Works across all supported storages: BigQuery, Athena, Snowflake, Redshift, and Databricks.

An aggregated report follows a simple “group by all” rule:

  • Any selected column with an aggregate function is a metric (it is collapsed by that function).
  • Any selected column without a function is a dimension (it becomes a GROUP BY key).

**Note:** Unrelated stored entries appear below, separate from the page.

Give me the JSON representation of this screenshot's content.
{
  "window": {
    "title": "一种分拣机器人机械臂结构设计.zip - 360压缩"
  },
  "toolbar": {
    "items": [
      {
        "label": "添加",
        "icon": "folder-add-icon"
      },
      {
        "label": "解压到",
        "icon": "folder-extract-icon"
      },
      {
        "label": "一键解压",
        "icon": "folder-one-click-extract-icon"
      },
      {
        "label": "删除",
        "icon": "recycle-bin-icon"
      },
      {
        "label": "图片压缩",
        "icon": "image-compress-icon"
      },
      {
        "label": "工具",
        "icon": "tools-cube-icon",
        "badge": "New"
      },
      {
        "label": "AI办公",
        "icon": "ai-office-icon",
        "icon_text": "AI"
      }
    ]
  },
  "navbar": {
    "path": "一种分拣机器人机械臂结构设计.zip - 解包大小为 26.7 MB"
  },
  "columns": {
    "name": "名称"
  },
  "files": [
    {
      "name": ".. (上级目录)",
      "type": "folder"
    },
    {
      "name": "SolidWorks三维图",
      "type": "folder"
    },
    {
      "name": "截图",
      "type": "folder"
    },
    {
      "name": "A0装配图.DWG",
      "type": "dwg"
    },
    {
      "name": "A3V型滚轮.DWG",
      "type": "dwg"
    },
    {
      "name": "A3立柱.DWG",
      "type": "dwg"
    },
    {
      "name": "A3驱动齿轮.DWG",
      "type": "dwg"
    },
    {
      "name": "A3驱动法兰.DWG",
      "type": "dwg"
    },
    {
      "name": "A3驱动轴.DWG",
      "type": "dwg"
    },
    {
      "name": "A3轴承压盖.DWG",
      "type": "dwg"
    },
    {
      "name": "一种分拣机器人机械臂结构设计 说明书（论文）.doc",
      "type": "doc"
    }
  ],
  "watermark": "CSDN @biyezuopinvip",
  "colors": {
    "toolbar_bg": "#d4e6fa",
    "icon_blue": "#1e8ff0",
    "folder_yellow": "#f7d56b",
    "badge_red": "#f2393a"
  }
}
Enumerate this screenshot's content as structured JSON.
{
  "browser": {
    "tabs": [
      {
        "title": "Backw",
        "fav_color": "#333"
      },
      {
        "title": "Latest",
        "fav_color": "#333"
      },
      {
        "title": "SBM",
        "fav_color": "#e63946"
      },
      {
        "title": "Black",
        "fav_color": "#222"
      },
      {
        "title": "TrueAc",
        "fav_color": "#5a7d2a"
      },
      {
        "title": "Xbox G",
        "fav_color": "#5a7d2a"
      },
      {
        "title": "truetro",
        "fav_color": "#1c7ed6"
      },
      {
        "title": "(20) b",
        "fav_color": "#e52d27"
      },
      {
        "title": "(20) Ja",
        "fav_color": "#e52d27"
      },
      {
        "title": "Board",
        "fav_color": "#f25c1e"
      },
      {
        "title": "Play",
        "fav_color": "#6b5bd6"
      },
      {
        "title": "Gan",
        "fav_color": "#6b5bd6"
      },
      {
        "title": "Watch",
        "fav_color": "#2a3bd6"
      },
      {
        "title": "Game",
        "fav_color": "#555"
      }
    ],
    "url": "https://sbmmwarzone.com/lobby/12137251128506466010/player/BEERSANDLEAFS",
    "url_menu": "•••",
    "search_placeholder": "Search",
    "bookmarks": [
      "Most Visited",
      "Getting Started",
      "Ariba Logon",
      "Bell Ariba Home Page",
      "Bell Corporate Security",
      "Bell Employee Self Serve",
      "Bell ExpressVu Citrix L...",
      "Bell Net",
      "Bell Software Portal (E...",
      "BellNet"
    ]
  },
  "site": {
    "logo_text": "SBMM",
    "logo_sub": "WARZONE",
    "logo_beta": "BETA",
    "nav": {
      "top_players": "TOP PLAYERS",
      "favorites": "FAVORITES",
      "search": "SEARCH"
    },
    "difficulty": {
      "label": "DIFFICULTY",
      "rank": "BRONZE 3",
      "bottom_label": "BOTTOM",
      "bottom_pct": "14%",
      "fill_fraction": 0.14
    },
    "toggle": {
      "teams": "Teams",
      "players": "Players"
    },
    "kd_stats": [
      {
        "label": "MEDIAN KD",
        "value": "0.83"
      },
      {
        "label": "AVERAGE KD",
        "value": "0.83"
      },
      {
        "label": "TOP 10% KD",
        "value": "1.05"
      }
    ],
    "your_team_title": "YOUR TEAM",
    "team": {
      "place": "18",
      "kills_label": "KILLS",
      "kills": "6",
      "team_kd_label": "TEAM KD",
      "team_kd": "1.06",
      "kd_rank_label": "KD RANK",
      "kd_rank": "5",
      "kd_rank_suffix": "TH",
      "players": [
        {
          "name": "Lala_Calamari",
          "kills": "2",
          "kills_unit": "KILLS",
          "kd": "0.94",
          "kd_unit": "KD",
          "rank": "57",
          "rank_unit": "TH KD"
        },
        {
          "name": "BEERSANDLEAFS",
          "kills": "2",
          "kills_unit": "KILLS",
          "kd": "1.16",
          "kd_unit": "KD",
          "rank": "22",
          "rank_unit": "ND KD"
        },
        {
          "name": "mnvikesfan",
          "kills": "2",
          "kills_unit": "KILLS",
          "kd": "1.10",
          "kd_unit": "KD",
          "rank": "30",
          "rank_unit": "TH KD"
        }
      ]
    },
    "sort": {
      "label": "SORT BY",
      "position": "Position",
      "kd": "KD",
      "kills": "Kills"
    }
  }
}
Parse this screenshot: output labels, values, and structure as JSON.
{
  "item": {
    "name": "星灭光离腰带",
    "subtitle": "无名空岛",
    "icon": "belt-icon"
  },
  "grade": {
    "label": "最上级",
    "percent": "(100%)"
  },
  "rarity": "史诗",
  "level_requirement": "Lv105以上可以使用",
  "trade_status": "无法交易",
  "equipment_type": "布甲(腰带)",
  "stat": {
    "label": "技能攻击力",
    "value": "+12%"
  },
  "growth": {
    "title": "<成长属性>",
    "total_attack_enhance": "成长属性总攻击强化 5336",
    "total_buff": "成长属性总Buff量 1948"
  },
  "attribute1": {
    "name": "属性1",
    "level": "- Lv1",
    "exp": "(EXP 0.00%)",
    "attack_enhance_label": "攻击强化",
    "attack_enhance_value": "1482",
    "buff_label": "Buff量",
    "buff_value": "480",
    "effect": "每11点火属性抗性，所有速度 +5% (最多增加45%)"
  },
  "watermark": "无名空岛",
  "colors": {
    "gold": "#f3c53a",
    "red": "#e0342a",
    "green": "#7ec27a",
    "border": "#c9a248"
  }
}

So selecting date, source, and sessionId with COUNT_DISTINCT on sessionId produces one row per date + source combination, with the distinct session count per group — the same result you’d write by hand as SELECT date, source, COUNT(DISTINCT sessionId) ... GROUP BY date, source.

  • A Data Mart whose schema is actualized (field types are known).
  • A report on that Data Mart (for example, a Google Sheets or Looker Studio report).
  • Output controls are available for the Data Mart’s storage type (all five supported storages qualify).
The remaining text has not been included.